When coaching was my main business, I liked to talk to my clients about the insidious nature of doubt.

If you think of a scale, what would be on the opposite end of doubt?

Belief.

When we are in total belief of something there is no doubt, however we can find ourselves inching towards the other end when we start to lose the faith.  When we start to lose belief.

So even though I like to write about balance, in this case the best space to inhabit is the end of the scale where belief lies.

I see this scale as either the doubt pulling at you or the belief leaving you and a number of things can play into this.

My personal sabotage is also one of my strengths.  I like to question, I am curious and want to know more – whether to inform myself for better decision making, or just because I am a nosey mofo – because deep down I believe knowledge is power!

But with questioning comes pushing the integrity of an idea, thought or decision which starts to erode the stability that belief creates.  So with that, I end up doubting.

Doubt is an interesting concept to think about because, I have the occasional bouts of lack of faith in myself but, deep down I do seem to have an unshakeable faith in myself.

I think this was instilled in me from when I was young because my dad always said to me never to give a shit about what people think of you – mainly because …

1. you can’t really control that (unless you’re a complete arse)
2. why would you try to mould yourself to be liked by everyone and therefore shun your natural state of ‘being you’ and
3. the people who really ‘matter’ love you for who you are anyway.

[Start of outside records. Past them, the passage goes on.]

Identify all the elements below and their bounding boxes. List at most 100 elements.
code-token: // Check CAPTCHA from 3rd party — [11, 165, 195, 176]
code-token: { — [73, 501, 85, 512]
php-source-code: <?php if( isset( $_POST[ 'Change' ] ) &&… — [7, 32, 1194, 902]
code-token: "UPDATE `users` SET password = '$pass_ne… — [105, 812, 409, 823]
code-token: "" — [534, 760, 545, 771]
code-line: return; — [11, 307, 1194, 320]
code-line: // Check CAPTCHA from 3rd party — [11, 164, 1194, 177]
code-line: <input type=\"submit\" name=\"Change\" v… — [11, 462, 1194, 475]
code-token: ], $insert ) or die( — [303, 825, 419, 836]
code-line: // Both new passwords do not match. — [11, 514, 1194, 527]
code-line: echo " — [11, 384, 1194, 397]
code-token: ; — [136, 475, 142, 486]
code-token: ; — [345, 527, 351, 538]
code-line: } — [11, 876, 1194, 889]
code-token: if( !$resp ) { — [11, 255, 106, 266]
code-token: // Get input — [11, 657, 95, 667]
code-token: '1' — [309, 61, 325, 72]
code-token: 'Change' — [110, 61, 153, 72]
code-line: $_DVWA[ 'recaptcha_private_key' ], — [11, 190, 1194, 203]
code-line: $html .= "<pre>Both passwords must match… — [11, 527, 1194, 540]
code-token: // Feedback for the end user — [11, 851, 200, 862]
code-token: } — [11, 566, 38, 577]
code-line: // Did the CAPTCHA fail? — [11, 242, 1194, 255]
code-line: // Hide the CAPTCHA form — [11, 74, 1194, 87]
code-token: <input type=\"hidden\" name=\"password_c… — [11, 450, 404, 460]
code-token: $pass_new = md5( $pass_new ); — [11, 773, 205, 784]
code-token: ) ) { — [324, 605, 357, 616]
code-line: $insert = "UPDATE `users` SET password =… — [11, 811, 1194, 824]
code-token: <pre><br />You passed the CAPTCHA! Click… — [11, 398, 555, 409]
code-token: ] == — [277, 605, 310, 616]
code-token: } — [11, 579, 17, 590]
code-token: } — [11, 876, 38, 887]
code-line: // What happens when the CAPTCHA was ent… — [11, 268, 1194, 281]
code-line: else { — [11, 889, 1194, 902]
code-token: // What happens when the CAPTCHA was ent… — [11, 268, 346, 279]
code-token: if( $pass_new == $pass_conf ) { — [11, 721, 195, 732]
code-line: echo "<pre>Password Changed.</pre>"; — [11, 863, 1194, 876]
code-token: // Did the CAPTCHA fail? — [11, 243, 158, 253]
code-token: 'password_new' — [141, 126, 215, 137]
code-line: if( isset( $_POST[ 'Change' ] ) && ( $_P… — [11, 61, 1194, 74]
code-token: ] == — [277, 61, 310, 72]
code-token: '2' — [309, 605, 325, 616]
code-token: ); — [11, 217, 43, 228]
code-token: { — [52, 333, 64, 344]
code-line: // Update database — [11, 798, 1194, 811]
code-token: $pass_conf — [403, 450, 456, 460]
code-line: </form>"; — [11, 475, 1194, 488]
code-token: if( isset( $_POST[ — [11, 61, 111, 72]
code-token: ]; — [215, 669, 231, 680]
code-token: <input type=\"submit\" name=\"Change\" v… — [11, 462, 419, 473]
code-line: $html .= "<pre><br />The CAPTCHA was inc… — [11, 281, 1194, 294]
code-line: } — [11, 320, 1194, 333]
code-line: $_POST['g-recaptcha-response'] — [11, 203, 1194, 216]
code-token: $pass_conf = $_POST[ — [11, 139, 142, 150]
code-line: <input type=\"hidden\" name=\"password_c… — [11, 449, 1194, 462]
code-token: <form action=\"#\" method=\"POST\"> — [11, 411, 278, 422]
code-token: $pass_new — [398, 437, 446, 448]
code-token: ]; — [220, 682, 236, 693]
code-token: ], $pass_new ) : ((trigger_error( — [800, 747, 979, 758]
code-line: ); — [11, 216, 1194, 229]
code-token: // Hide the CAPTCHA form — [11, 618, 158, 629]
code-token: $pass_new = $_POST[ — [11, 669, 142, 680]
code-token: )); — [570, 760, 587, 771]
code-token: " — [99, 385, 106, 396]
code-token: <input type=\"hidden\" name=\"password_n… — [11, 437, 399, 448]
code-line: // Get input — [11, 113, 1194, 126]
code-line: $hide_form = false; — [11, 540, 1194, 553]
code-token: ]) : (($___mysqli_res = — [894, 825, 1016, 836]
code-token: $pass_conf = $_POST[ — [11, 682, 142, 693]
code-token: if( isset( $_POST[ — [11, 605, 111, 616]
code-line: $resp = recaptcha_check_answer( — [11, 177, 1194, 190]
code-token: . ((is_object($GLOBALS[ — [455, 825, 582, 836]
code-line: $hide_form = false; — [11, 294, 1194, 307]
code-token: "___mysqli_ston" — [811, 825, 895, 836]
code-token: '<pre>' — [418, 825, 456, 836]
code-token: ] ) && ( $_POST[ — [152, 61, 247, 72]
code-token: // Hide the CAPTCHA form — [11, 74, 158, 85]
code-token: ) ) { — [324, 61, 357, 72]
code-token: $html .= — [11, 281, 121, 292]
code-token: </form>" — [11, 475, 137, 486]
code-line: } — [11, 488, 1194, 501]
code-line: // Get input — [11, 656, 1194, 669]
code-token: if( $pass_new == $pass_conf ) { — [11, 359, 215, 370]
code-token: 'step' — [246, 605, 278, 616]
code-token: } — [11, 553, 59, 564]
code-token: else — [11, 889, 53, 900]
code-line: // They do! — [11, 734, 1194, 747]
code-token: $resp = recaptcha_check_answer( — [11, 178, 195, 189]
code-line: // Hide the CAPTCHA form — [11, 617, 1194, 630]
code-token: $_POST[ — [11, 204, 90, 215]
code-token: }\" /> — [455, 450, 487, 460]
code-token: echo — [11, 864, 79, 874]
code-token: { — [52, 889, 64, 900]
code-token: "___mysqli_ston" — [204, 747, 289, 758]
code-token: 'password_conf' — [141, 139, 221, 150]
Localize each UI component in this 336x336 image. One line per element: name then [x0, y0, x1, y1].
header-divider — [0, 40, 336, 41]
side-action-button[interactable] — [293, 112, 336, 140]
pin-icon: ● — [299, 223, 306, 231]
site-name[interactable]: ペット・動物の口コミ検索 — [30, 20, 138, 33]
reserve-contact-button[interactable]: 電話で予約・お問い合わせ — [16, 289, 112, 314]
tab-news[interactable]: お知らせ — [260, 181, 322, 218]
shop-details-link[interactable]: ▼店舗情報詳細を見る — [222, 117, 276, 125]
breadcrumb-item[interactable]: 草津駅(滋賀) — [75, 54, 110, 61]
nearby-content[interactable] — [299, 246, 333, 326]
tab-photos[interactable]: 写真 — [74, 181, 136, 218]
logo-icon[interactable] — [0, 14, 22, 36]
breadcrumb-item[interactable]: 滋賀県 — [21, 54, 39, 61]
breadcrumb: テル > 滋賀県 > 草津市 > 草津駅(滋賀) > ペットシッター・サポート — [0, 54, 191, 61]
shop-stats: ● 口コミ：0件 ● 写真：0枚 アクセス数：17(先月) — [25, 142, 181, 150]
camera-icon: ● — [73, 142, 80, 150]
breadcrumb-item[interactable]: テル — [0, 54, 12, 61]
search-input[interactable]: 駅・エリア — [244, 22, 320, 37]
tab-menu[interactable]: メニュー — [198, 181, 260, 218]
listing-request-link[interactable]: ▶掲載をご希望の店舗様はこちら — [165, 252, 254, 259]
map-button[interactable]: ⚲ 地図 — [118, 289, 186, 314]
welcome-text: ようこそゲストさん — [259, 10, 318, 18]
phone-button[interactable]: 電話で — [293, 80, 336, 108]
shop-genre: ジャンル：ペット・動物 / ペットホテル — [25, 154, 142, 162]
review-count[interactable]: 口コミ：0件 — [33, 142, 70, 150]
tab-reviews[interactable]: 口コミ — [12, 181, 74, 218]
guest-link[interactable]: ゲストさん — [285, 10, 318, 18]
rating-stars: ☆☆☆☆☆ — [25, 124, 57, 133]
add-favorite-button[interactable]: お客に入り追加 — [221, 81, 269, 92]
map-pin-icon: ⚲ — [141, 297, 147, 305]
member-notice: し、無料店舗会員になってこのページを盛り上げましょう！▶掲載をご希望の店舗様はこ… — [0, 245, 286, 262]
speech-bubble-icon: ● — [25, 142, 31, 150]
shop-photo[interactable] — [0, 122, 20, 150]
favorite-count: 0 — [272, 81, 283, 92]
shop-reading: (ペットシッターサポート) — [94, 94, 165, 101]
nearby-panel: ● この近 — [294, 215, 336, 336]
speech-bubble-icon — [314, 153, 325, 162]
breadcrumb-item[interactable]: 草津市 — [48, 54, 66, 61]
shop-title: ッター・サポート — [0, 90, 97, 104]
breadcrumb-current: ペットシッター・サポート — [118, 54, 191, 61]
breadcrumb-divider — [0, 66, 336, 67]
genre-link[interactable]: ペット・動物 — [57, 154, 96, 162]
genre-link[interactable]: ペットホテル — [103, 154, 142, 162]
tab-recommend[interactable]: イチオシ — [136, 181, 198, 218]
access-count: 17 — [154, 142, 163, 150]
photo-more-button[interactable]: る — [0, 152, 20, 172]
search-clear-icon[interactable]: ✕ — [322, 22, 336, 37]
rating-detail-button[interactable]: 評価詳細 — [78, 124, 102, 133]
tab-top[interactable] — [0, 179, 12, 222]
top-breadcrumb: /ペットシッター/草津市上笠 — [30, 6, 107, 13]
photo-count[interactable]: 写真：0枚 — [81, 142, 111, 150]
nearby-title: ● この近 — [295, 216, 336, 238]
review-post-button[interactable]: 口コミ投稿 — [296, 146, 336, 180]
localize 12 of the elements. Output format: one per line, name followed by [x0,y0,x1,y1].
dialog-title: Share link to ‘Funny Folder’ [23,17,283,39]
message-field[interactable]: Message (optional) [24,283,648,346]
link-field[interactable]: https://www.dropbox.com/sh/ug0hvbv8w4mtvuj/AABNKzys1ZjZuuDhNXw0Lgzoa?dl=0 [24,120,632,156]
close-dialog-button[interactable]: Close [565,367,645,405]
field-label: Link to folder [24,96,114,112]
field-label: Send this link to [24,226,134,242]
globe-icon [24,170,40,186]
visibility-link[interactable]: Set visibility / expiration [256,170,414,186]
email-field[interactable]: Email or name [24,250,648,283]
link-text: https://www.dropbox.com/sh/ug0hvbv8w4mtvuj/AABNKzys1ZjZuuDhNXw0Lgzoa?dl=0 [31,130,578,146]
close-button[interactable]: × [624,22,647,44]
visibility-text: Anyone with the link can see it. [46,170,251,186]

So even though I was shy, this was one of the ‘beliefs’ that I was brought up with which gave me the confidence to apply to drama school, come out of my shell and start being creative by expressing myself.

The doubt that often pulls me on the this ‘scale’ I talked about before however, is the doubts of knowing which way to turn, if the path I am on is the right one, or am I doing the right thing? – which often gives me a sense of continually looking to the future rather than being and enjoying the present moment.

So even though I do believe in myself, there can still be doubts.  This can sometimes get me in a tail spin, and how I return myself to my ‘powerful self’ (said in a superhero voice) is to remember that I do have this underlying faith in myself, which is and should be the guiding force at all times.

When you believe in yourself fully, doubt has nowhere to sit and warm itself by your fire.

So, remember…

You are a powerful being.  You DO know the right decisions to make (for you, in the here and now – because you can only do that within the given moment) and there are no mistakes.  Each turn you take on the path of life will lead you to the next thing.  It is inevitable.

And there endeth my esoteric thoughts for today.